Saturday, February 17, 2007

Reviewed: Reynolds on John Brown and Lemann on Redemption

Ari Kelman has a well-written review of two new books on abolitionist John Brown and the post-Civil War years, in the London Times Literary Supplement. The books are David S. Reynolds, JOHN BROWN, ABOLITIONIST: The man who killed slavery, sparked the Civil War, and seeded civil rights (Vintage Books) and Nicholas Lemann, REDEMPTION: The last battle of the Civil War (Farrar, Straus and Giroux). Kelman writes, in part,
Taken together...David S. Reynolds’s John Brown, Abolitionist: The man who killed slavery, sparked the Civil War, and seeded civil rights and Nicholas Lemann’s Redemption: The last battle of the Civil War suggest that Brown and the Redeemers may be more closely linked than historical memory allows.
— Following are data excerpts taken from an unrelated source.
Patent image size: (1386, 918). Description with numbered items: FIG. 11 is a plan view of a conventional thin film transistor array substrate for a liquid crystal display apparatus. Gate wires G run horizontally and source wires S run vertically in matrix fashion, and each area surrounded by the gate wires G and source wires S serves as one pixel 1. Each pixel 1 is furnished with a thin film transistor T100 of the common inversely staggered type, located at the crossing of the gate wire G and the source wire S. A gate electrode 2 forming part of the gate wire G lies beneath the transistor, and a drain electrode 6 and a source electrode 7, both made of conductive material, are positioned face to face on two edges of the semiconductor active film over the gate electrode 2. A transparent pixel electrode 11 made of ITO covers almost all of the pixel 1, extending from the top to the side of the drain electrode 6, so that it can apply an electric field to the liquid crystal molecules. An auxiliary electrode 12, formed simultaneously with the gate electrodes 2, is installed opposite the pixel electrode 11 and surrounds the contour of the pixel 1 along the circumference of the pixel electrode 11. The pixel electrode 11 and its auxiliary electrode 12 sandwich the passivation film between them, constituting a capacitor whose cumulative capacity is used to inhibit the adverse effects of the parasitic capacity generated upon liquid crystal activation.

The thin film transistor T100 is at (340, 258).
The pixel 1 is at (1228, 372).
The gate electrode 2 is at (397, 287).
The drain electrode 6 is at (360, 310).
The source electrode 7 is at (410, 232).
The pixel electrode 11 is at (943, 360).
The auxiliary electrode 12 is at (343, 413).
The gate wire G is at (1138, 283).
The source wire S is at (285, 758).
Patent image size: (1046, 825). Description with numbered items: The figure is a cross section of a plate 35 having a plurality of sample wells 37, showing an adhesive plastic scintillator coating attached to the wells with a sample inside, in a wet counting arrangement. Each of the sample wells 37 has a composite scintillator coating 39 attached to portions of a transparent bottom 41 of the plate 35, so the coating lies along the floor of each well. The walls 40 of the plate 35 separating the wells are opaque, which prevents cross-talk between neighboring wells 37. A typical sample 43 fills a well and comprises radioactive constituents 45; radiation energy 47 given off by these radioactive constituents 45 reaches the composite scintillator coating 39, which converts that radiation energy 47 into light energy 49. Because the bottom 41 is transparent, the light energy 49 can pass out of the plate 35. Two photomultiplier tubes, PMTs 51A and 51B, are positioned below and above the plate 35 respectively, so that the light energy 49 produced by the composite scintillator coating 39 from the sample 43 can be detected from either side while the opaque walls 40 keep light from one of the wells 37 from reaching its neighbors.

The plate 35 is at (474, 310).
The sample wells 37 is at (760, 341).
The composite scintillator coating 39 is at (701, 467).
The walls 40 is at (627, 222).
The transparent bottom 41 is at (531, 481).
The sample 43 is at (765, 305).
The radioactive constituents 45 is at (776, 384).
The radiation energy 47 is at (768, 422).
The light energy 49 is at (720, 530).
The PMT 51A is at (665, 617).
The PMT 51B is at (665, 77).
Both arose at moments when Evangelicals shaped politics and policy. In the antebellum era, abolitionists, fuelled by religious zeal, pushed the nation toward war. The Redeemers, though they interpreted Christianity and citizenship differently, were equally sure of their righteousness. They, too, cloaked ideology – visions of a racially pure state instead of Brown’s multiracial utopia – in Jesus’s humble raiment. Racial violence, moreover, perpetrated by slaveholders, some of whom later became Redeemers, drove Brown on his path to Harpers Ferry. And following the War, the Redeemers were outraged to see the South recast in an image that might have pleased John Brown.